4 Anggota DPR Dinonaktifkan, Apakah Sama dengan Dipecat?

dipecat, Nafa Urbach, anggota dpr, Eko Patrio, Uya Kuya, dinonaktifkan, Ahmad Sahroni, 4 Anggota DPR Dinonaktifkan, Apakah Sama dengan Dipecat?

Partai NasDem resmi menonaktifkan Ahmad Sahroni dan Nafa Urbach dari kursi DPR RI periode 2024–2029.

Keputusan itu diumumkan langsung oleh Sekretaris Jenderal NasDem, Hermawi Taslim, pada Minggu (31/8/2025).

Langkah serupa juga diambil Partai Amanat Nasional (PAN). Melalui pernyataan Wakil Ketua Umum PAN, Viva Yoga Mauladi, partai tersebut mencopot Eko Hendro Purnomo alias Eko Patrio dan Surya Utama alias Uya Kuya dari keanggotaan DPR RI.

Menurut keterangan resmi, keempat nama tersebut efektif dinonaktifkan mulai 1 September 2025. Alasan pencopotan tak lain karena pernyataan mereka yang dianggap telah "mencederai perasaan rakyat" terkait dengan isu kenaikan tunjangan anggota DPR.

“Bahwa dalam perjalanan mengemban aspirasi masyarakat ternyata ada pernyataan daripada wakil rakyat, khususnya Anggota DPR RI dari Fraksi Partai NasDem yang telah menyinggung dan mencederai perasaan rakyat, dan hal tersebut merupakan penyimpangan terhadap perjuangan Partai NasDem,” ujar Hermawi di Jakarta, Minggu (31/8).

Status dan Hak Keuangan

Meski dinonaktifkan, Ahmad Sahroni, Nafa Urbach, Eko Patrio, dan Uya Kuya tidak otomatis kehilangan statusnya sebagai anggota DPR. Mereka masih tercatat sebagai anggota dewan aktif.

Hal ini berarti mereka tetap berhak menerima gaji serta fasilitas keuangan lainnya. Dasar hukumnya tercantum dalam Pasal 19 Peraturan DPR Nomor 1 Tahun 2020 tentang Tata Tertib, yang menyebut: “Anggota yang diberhentikan sementara tetap mendapatkan hak keuangan sesuai dengan ketentuan peraturan perundang-undangan.”

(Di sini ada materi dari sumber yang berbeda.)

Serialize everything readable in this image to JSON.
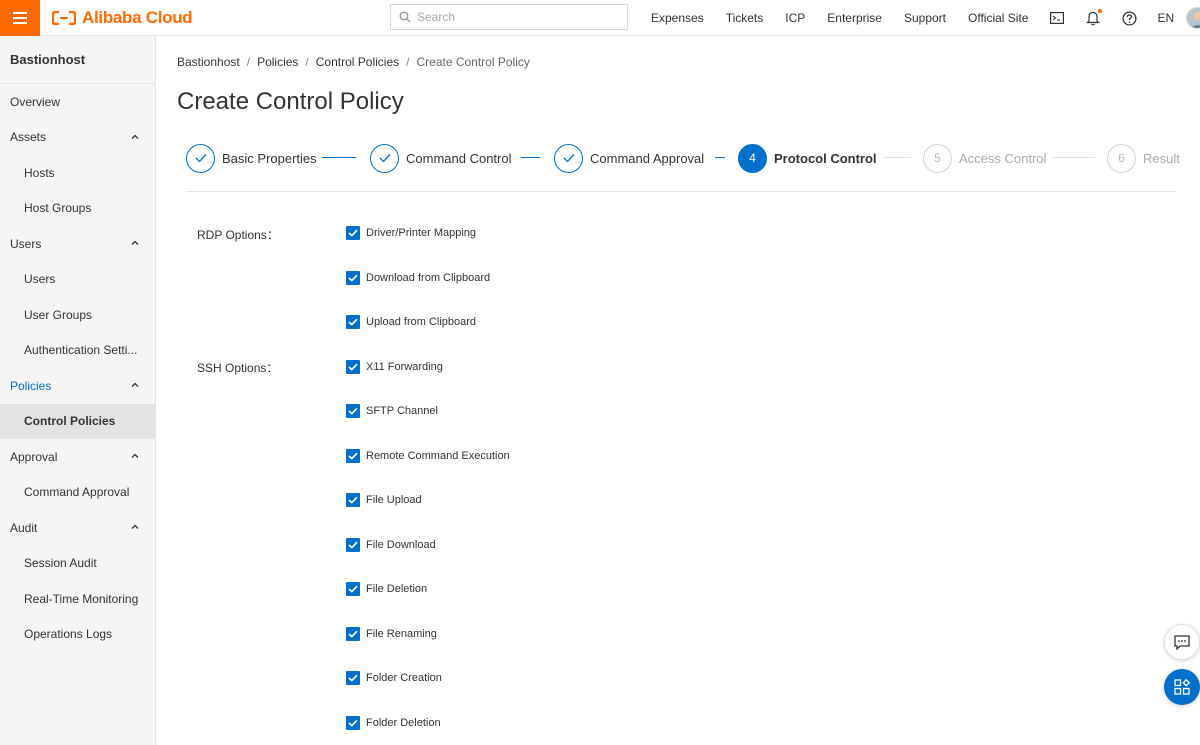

Hak tersebut tidak hanya berupa gaji pokok, melainkan juga berbagai tunjangan. Berdasarkan Surat Edaran Setjen DPR RI No.KU.00/9414/DPR RI/XII/2010, tunjangan yang dimaksud meliputi tunjangan istri/suami, anak, jabatan, kehormatan, komunikasi, hingga tunjangan beras.

Selain itu, mengacu pada Surat Sekjen DPR No. B/733/RT.01/09/2024, anggota DPR periode 2024–2029 memperoleh tunjangan rumah, mengingat mereka sudah tidak lagi difasilitasi dengan rumah jabatan.

Polemik Istilah “Nonaktif”

Meski keputusan penonaktifan sudah diumumkan, istilah “nonaktif” sendiri memunculkan perdebatan di publik. Istilah tersebut dianggap abu-abu karena bisa menimbulkan tafsir bahwa anggota DPR yang dinonaktifkan masih berpeluang kembali aktif.

Tak hanya ramai dibahas warganet di media sosial, isu ini juga menjadi perhatian para politikus dan pengamat.

Dikutip dari siaran Kompas Petang Kompas TV via YouTube, Minggu (31/8), mantan anggota DPR RI Fraksi Partai NasDem periode 2014–2019, Zulfan Lindan, serta Direktur Eksekutif Charta Politika Indonesia, Yunarto Wijaya (Toto), turut memberikan pandangannya.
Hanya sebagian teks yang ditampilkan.